In nano-tribology, friction forces between an AFM tip and a surface fall in the same regime. Measurements of single-asperity friction on graphene, diamond, and self-assembled monolayers routinely report lateral forces of 1 to 50 nN. Single molecules of DNA can be stretched until they overstretch at about 65 pN (0.065 nN); titin and other large proteins unfold under forces of 100–300 pN. Optical tweezers and magnetic tweezers cover the same piconewton-to-nanonewton range with different experimental geometries.
Related Force Converters
- Nanonewtons to Newtons — climb up to the SI base unit
- Nanonewtons to Micronewtons — step up by 10³
- Nanonewtons to Millinewtons — step up by 10⁶
- Dynes to Newtons — the CGS-to-SI conversion
- Newtons to Dynes — the reverse SI-to-CGS direction
Brief History of the Dyne and the Nanonewton
The dyne was defined in 1873 as part of the CGS system formalised by William Thomson (Lord Kelvin) and James Clerk Maxwell, becoming the dominant unit of force in physics for the next 75 years.
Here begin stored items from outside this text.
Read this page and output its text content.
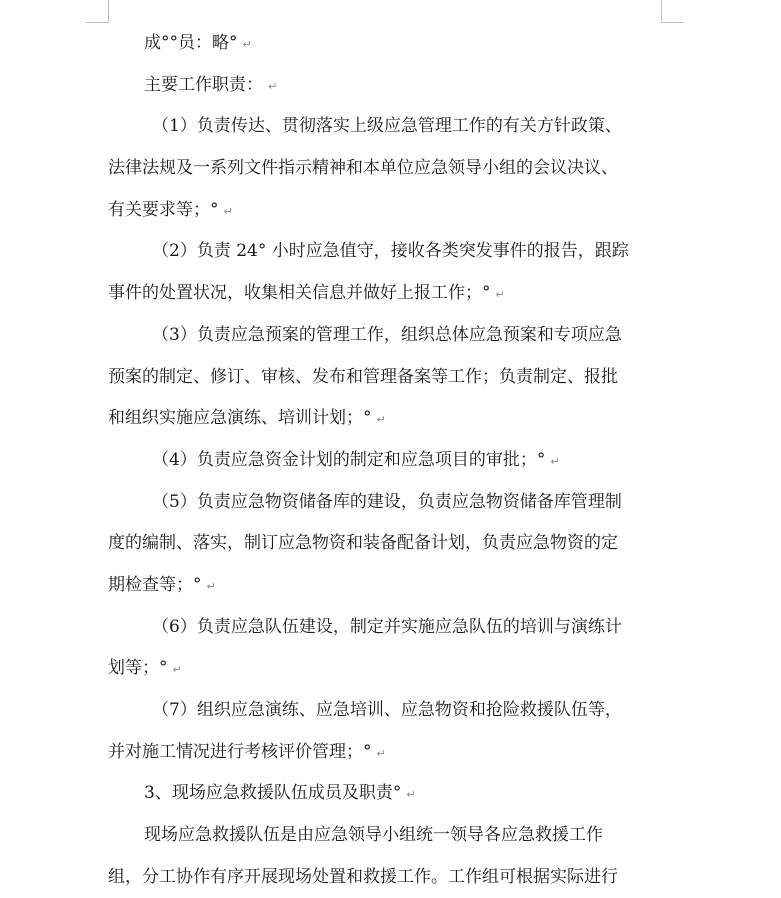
成°°员：略° ↵
主要工作职责： ↵
（1）负责传达、贯彻落实上级应急管理工作的有关方针政策、
法律法规及一系列文件指示精神和本单位应急领导小组的会议决议、
有关要求等；° ↵
（2）负责 24° 小时应急值守，接收各类突发事件的报告，跟踪
事件的处置状况，收集相关信息并做好上报工作；° ↵
（3）负责应急预案的管理工作，组织总体应急预案和专项应急
预案的制定、修订、审核、发布和管理备案等工作；负责制定、报批
和组织实施应急演练、培训计划；° ↵
（4）负责应急资金计划的制定和应急项目的审批；° ↵
（5）负责应急物资储备库的建设，负责应急物资储备库管理制
度的编制、落实，制订应急物资和装备配备计划，负责应急物资的定
期检查等；° ↵
（6）负责应急队伍建设，制定并实施应急队伍的培训与演练计
划等；° ↵
（7）组织应急演练、应急培训、应急物资和抢险救援队伍等，
并对施工情况进行考核评价管理；° ↵
3、现场应急救援队伍成员及职责° ↵
现场应急救援队伍是由应急领导小组统一领导各应急救援工作
组，分工协作有序开展现场处置和救援工作。工作组可根据实际进行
The SI newton replaced it in 1948 when the 9th General Conference on Weights and Measures adopted the MKS-based system. The prefix nano, from the Greek nanos meaning "dwarf," was standardised in 1960 alongside the rest of the SI prefix ladder, giving researchers a clean way to discuss the very small forces that AFM and single-molecule biophysics began probing in the 1980s.